Splitting a string and retaining the delimiter with the delimiter appearing contiguously

Question

I have the following string:

bar = 'F9B2Z1F8B30Z4'

I have a function foo that splits the string on F, then adds back the F delimiter.

def foo(my_str):
    res = ['F' + elem for elem in my_str.split('F') if elem != '']
    return res

This works unless there are two "F"s back-to-back in the string. For example,

foo('FF9B2Z1F8B30Z4')

returns

['F9B2Z1', 'F8B30Z4']

(the double "F" at the start of the string is not processed)
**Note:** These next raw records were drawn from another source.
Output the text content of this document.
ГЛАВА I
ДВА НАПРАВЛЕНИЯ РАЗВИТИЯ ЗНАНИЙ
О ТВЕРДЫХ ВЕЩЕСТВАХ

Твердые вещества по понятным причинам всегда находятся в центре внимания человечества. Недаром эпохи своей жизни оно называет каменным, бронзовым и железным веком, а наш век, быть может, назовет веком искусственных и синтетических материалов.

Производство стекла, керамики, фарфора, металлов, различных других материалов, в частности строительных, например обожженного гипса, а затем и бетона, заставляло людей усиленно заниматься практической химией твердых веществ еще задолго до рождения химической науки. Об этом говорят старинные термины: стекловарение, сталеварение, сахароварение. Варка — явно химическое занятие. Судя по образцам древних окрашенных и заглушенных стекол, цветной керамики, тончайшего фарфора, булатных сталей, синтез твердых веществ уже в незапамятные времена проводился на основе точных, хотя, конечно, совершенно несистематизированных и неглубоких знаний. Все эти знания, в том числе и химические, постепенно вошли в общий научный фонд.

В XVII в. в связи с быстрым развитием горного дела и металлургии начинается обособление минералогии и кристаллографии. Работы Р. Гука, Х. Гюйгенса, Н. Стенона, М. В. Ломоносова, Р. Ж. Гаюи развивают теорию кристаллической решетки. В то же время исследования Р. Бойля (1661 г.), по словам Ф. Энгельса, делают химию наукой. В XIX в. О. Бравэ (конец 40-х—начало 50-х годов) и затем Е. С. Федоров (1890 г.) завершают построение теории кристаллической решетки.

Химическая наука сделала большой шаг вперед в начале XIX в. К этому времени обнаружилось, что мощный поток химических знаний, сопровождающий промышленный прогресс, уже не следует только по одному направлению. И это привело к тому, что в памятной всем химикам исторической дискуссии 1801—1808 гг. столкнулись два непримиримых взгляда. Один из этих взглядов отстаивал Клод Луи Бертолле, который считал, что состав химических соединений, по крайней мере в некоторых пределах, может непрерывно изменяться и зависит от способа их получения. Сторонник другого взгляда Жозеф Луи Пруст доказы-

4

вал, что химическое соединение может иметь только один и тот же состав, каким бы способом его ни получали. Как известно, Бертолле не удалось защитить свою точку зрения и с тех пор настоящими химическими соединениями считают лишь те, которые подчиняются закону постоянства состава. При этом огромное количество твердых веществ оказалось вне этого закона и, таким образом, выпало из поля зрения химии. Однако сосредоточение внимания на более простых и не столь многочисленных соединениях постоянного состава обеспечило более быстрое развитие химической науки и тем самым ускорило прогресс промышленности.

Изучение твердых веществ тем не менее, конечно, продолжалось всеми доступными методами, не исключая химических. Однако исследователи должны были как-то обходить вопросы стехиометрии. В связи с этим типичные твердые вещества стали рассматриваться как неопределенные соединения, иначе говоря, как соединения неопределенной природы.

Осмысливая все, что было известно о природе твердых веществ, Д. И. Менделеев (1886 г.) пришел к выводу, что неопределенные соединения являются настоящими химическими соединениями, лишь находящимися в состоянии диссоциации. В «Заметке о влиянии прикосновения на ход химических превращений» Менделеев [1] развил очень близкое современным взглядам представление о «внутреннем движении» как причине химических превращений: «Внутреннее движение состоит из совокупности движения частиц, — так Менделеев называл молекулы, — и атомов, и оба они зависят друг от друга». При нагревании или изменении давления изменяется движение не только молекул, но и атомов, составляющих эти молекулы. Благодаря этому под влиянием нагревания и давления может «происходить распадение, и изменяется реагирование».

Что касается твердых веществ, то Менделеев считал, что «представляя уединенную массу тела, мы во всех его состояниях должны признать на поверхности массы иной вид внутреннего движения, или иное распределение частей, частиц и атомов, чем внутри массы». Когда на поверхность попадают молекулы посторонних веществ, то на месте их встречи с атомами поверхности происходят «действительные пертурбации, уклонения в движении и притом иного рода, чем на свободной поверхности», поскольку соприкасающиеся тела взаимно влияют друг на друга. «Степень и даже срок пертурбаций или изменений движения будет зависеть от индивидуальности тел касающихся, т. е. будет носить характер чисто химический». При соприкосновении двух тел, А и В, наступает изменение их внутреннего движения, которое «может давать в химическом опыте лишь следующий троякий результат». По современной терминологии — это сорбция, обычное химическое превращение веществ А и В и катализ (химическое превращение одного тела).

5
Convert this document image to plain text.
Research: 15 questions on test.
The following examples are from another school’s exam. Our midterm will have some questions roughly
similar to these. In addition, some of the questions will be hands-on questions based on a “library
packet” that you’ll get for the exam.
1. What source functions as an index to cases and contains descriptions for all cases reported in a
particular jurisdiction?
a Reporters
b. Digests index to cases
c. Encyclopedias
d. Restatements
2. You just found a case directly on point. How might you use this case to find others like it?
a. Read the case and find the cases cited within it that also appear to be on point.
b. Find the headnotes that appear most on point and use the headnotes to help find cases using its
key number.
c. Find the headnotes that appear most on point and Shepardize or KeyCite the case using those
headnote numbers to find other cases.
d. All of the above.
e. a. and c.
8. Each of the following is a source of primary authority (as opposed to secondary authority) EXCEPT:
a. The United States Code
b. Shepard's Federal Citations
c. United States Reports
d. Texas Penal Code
I'd like the function to split on the first "F" and add it to the list, as follows:

['F', 'F9B2Z1', 'F8B30Z4']

If there is a double "F" in the middle of the string, then the desired behavior would be:

foo('F9B2Z1FF8B30Z4')

['F9B2Z1', 'F', 'F8B30Z4']

Any help would be greatly appreciated.

Answer 1

Instead of the filtering if, use slicing instead because an empty string is a problem only at the beginning:

def foo(my_str):
    res = ['F' + elem for elem in my_str.split('F')]
    return res[1:] if my_str and my_str[0]=='F' else res

Output:

>>> foo('FF9B2Z1F8B30Z4')
['F', 'F9B2Z1', 'F8B30Z4']

>>> foo('FF9B2Z1FF8B30Z4FF')
['F', 'F9B2Z1', 'F', 'F8B30Z4', 'F', 'F']

>>> foo('9B2Z1F8B30Z4')
['F9B2Z1', 'F8B30Z4']

>>> foo('')
['F']

Answer 2

Using regex it can be done with

import re

pattern = r'^[^F]+|(?<=F)[^F]*'

The ^[^F]+ captures all characters at the beginning of strings that do not start with F.

(?<=F)[^F]* captures anything following an F so long as it is not an F character including empty matches.

>>> print(['F' + x for x in re.findall(pattern, 'abcFFFAFF')])
['Fabc', 'F', 'F', 'FA', 'F', 'F']

>>> print(['F' + x for x in re.findall(pattern, 'FFabcFA')])
['F', 'Fabc', 'FA']

>>> print(['F' + x for x in re.findall(pattern, 'abc')])
['Fabc']

Note that this returns nothing for empty strings. If empty strings need to return ['F'] then pattern can be changed to pattern = r'^[^F]+|(?<=F)[^F]*|^$' adding ^$ to capture empty strings.